I am being emotional, coercively and financially abused and I want out. My eldest child is already suffering badly mentally and so am I.
My breaking point is that hubby pegged a spoon towards my son (3), just missing his face and it hit the door across the room with enough force to rebound off the door.

My question is, how would I afford to live? I have no idea about centrelink payments, how much I’d get, rent assist etc. I want to know that I’ll be able to afford to live if I make the move to leave.
I earn $400/wk at the moment at my day job and that covers my fuel, 3days of daycare with $100 left over that goes to any bills due etc.

Thanks x

Posted in:  Relationships & Marriage, Behaviour, Kids

11 Replies

Anon Imperfect Mum

You’ll need to have a look at the Centrelink website. There used to be an online calculator.
Payments that you might be entitled to, parenting payment single, family tax benefits , rent assistance.
Your child care payments may change.

like
Anon Imperfect Mum

I am not single mum but we are a single wage family and I was just thinking the same thing. It’s so hard 😩 by the time we pay, rent and bills, petrol we only have enough for the food basics. It’s crazy! i feel for everyone in this position. It seems so much harder now.

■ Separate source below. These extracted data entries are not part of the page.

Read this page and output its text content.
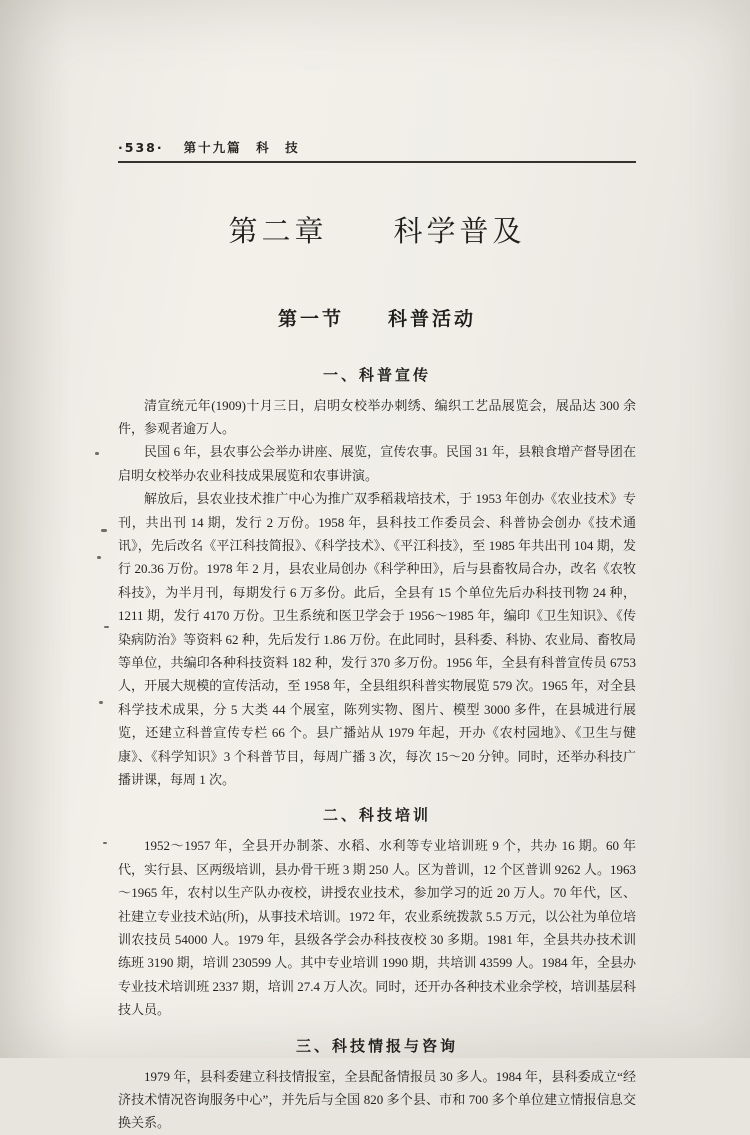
·538· 第十九篇　科　技
第二章　　科学普及
第一节　　科普活动
一、科普宣传

清宣统元年(1909)十月三日，启明女校举办刺绣、编织工艺品展览会，展品达 300 余件，参观者逾万人。

民国 6 年，县农事公会举办讲座、展览，宣传农事。民国 31 年，县粮食增产督导团在启明女校举办农业科技成果展览和农事讲演。

解放后，县农业技术推广中心为推广双季稻栽培技术，于 1953 年创办《农业技术》专刊，共出刊 14 期，发行 2 万份。1958 年，县科技工作委员会、科普协会创办《技术通讯》，先后改名《平江科技简报》、《科学技术》、《平江科技》，至 1985 年共出刊 104 期，发行 20.36 万份。1978 年 2 月，县农业局创办《科学种田》，后与县畜牧局合办，改名《农牧科技》，为半月刊，每期发行 6 万多份。此后，全县有 15 个单位先后办科技刊物 24 种，1211 期，发行 4170 万份。卫生系统和医卫学会于 1956～1985 年，编印《卫生知识》、《传染病防治》等资料 62 种，先后发行 1.86 万份。在此同时，县科委、科协、农业局、畜牧局等单位，共编印各种科技资料 182 种，发行 370 多万份。1956 年，全县有科普宣传员 6753 人，开展大规模的宣传活动，至 1958 年，全县组织科普实物展览 579 次。1965 年，对全县科学技术成果，分 5 大类 44 个展室，陈列实物、图片、模型 3000 多件，在县城进行展览，还建立科普宣传专栏 66 个。县广播站从 1979 年起，开办《农村园地》、《卫生与健康》、《科学知识》3 个科普节目，每周广播 3 次，每次 15～20 分钟。同时，还举办科技广播讲课，每周 1 次。

二、科技培训

1952～1957 年，全县开办制茶、水稻、水利等专业培训班 9 个，共办 16 期。60 年代，实行县、区两级培训，县办骨干班 3 期 250 人。区为普训，12 个区普训 9262 人。1963～1965 年，农村以生产队办夜校，讲授农业技术，参加学习的近 20 万人。70 年代，区、社建立专业技术站(所)，从事技术培训。1972 年，农业系统拨款 5.5 万元，以公社为单位培训农技员 54000 人。1979 年，县级各学会办科技夜校 30 多期。1981 年，全县共办技术训练班 3190 期，培训 230599 人。其中专业培训 1990 期，共培训 43599 人。1984 年，全县办专业技术培训班 2337 期，培训 27.4 万人次。同时，还开办各种技术业余学校，培训基层科技人员。

三、科技情报与咨询

1979 年，县科委建立科技情报室，全县配备情报员 30 多人。1984 年，县科委成立“经济技术情况咨询服务中心”，并先后与全国 820 多个县、市和 700 多个单位建立情报信息交换关系。
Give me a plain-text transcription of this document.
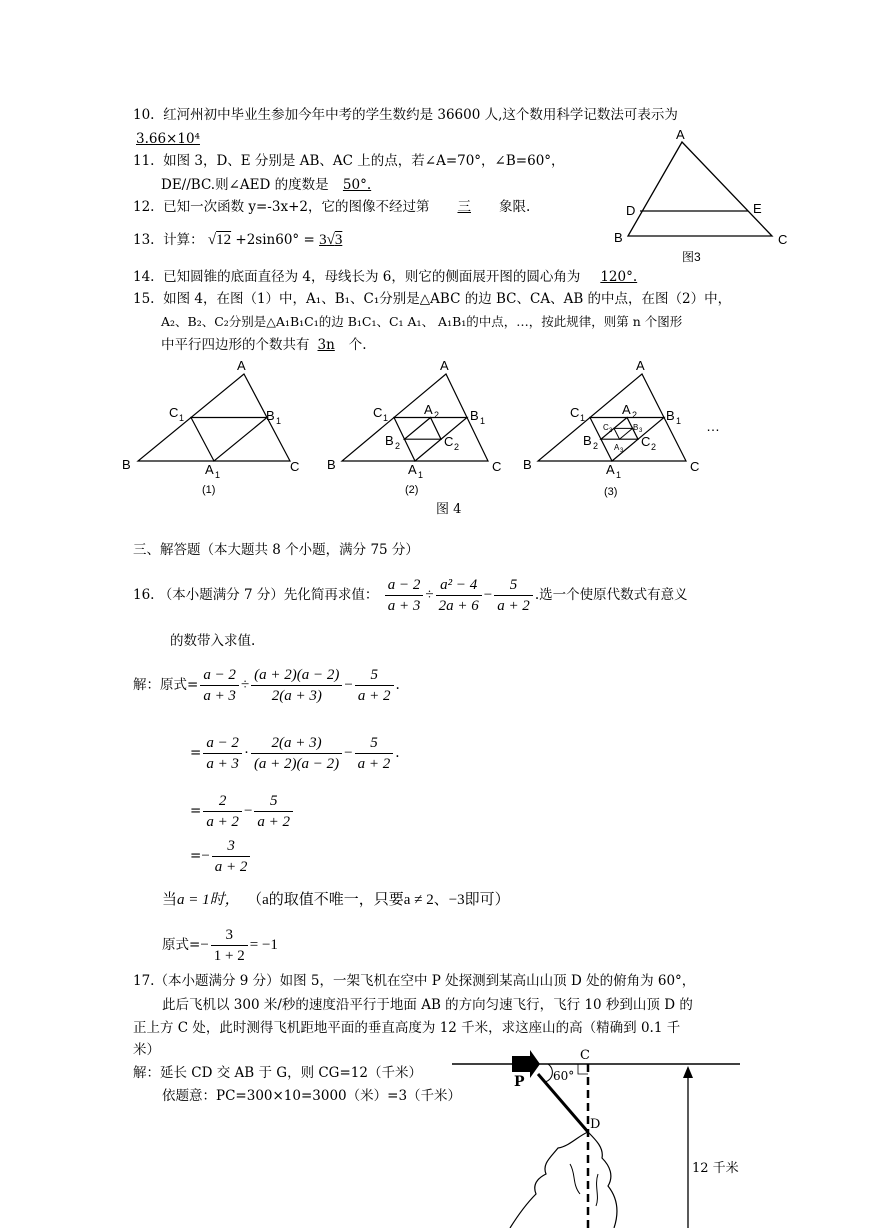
10. 红河州初中毕业生参加今年中考的学生数约是 36600 人,这个数用科学记数法可表示为
3.66×10⁴
11. 如图 3，D、E 分别是 AB、AC 上的点，若∠A=70°，∠B=60°，
DE//BC.则∠AED 的度数是 50°.
12. 已知一次函数 y=-3x+2，它的图像不经过第 三 象限.
13. 计算： √12 +2sin60° = 3√3
A
B	C
D	E
图3
14. 已知圆锥的底面直径为 4，母线长为 6，则它的侧面展开图的圆心角为 120°.
15. 如图 4，在图（1）中，A₁、B₁、C₁分别是△ABC 的边 BC、CA、AB 的中点，在图（2）中，
A₂、B₂、C₂分别是△A₁B₁C₁的边 B₁C₁、C₁ A₁、 A₁B₁的中点，…，按此规律，则第 n 个图形
中平行四边形的个数共有 3n 个.
A
B	C
C 1	B 1
A 1
(1)
A
B	C
C 1	B 1
A 2
B 2	C 2
A 1
(2)
A
B	C
C 1	B 1
A 2
B 2	C 2
C 3	B 3
A 3
A 1
(3)
…
图 4
三、解答题（本大题共 8 个小题，满分 75 分）
16. （本小题满分 7 分）先化简再求值： $\frac{a - 2}{a + 3} \div \frac{\text{a² − 4}}{2a + 6} - \frac{5}{a + 2}$ .选一个使原代数式有意义
的数带入求值.
解：原式= $\frac{a - 2}{a + 3} \div \frac{(a + 2)(a - 2)}{2(a + 3)} - \frac{5}{a + 2}$ .
= $\frac{a - 2}{a + 3} \cdot \frac{2(a + 3)}{(a + 2)(a - 2)} - \frac{5}{a + 2}$ .
= $\frac{2}{a + 2} - \frac{5}{a + 2}$
=− $\frac{3}{a + 2}$
当a = 1时， （a的取值不唯一，只要a ≠ 2、−3即可）
原式=− $\frac{3}{1 + 2} = -1$
17.（本小题满分 9 分）如图 5，一架飞机在空中 P 处探测到某高山山顶 D 处的俯角为 60°，
此后飞机以 300 米/秒的速度沿平行于地面 AB 的方向匀速飞行，飞行 10 秒到山顶 D 的
正上方 C 处，此时测得飞机距地平面的垂直高度为 12 千米，求这座山的高（精确到 0.1 千
米）
解：延长 CD 交 AB 于 G，则 CG=12（千米）
依题意：PC=300×10=3000（米）=3（千米）
P
C
D
60°
12 千米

Can you go and stay with family for the now until you sort something out and work out what you can afford once you get centrelink. Don’t stay any longer, get out. Also if he throws anything at your kids, call the police. The pig! You would get around $1400 a fortnight or maybe more id say. Not quite sure but you need to get the ball rolling and get out asap. You’d also get rent assistance and concession card

like
Anon Imperfect Mum

You can't run a business from a rental it is a headache for the owner as far as insurance, tax, rates, council approval go. Go onto the online estimator and find out what you would get without child support. That is the amount you will need to budget on as child support can be unreliable especially if he's abusive he will find ways to not pay it. Some even just quit work so they don't have to. Working out of town would only pay off if you were working full time, $400 a week won't be worth it. Good news is you won't pay much in childcare. If there are cheaper rentals where you are try and move into one, I know it's not a good time but start trying. You will survive, it is hard but you can do it and it will be 100x better than living with what you're living with now.

like
Anon Imperfect Mum

Was just watching the news about rental affordability here in Qld (not sure where you are) and they said there were no rentals in Brisbane that a single parent could afford hence why women in dv situations aren’t leaving. Could you ask him to leave and you stay in the house? Use the Centrelink calculator which will give you a rough idea what you could get.

like
Anon Imperfect Mum

I’m a teacher and working with kids and going home to kids non stop is draining - the idea of doing it as a sole adult always in your home sounds like torture to me. The support network and adult chats is the perk that keeps us sane.
I would suggest instead to Consider that your kids will all be in school within 2 years, using before and after school care, you’ll be able to work a full time (or part time) job - out of the house and with other humans.

like
Anon Imperfect Mum

I don’t know how you teachers cope. You all do an amazing job. I couldn’t do it. Mentally it’s hard enough now without being a teacher.

like
Anon Imperfect Mum

You’ll get plenty with Centrelink plus your job, probably about 2000 a fortnight plus child support from him. I wouldn’t go changing your job. Just sort out moving out, find somewhere you can afford to live and get accepted - you’ll probably need to sign up for Centrelink single parent to show the income to prove you can cover the rental. I would get that ball rolling, I think once you see what you’ll get you’ll feel more confident that you can do it.

like
Anon Imperfect Mum

Please talk to your local DV service, like DV connect. They can help you make a plan and will be able to answer a lot of your questions, they may be able to help with housing and can also help you get fee relief from childcare to heavily reduce your childcare costs while you are transitioning to your new life. Centrelink can also help, including with emergency payments to help you leave. Even some banks now offer emergency funds for DV victims to get out.
It is hard but so worth it, I remember feeling trapped and like I couldn’t afford to live with out him, turns out the opposite was true. I was much better off as a single parent of 3 and working part time than I was in an abusive relationship with someone who drained me both financially and emotionally.
You can do this.

like
Anon Imperfect Mum

You put kids in daycare & work full time. Was that my life plan, no. But been doing it 5 years now (kids both finally in school). We have a happy, normal life now.

like
Anon Imperfect Mum

I am not in your situation but if my Husband even dared to throw an object at one of our kids (4 & 2), I would have pack our bags and left then and there.

OMG your poor baby. What if the spoon would have hit his eye or head, he may not even be alive for you to be writing this.

I am sorry but just get out and worry about how to survive once you are all safe. You will get Parenting Payment Single l, Family tax A & B, rent assist and Child support. Also go for half of his superannuation.

Join the Centerlink support for Australian mums page on Facebook. There are very knowledgeable and very helpful.

Reach out to some DV support services in your area, they will help you get free of this disgusting excuse of a human

like
Anon Imperfect Mum

I worked 4 days a week when i was a single mum (i only had 1 child though) and then with child support which was about 150 a month and centrelink, i did alright. I must admit though this was about 12 years ago, so rent wasn't as high as it currently is.
Centrelink help with rental assistance, also give a huge help with child care, electricity bills and you don't have to pay rego on your car either.
All combined i lived quite comfortable being able to work with the cheap child care and the assistance i got. Hopefully if you were able to get help with child care, you might be able to work and earn more, Possibly move closer to work so that you aren't spending as much on petrol.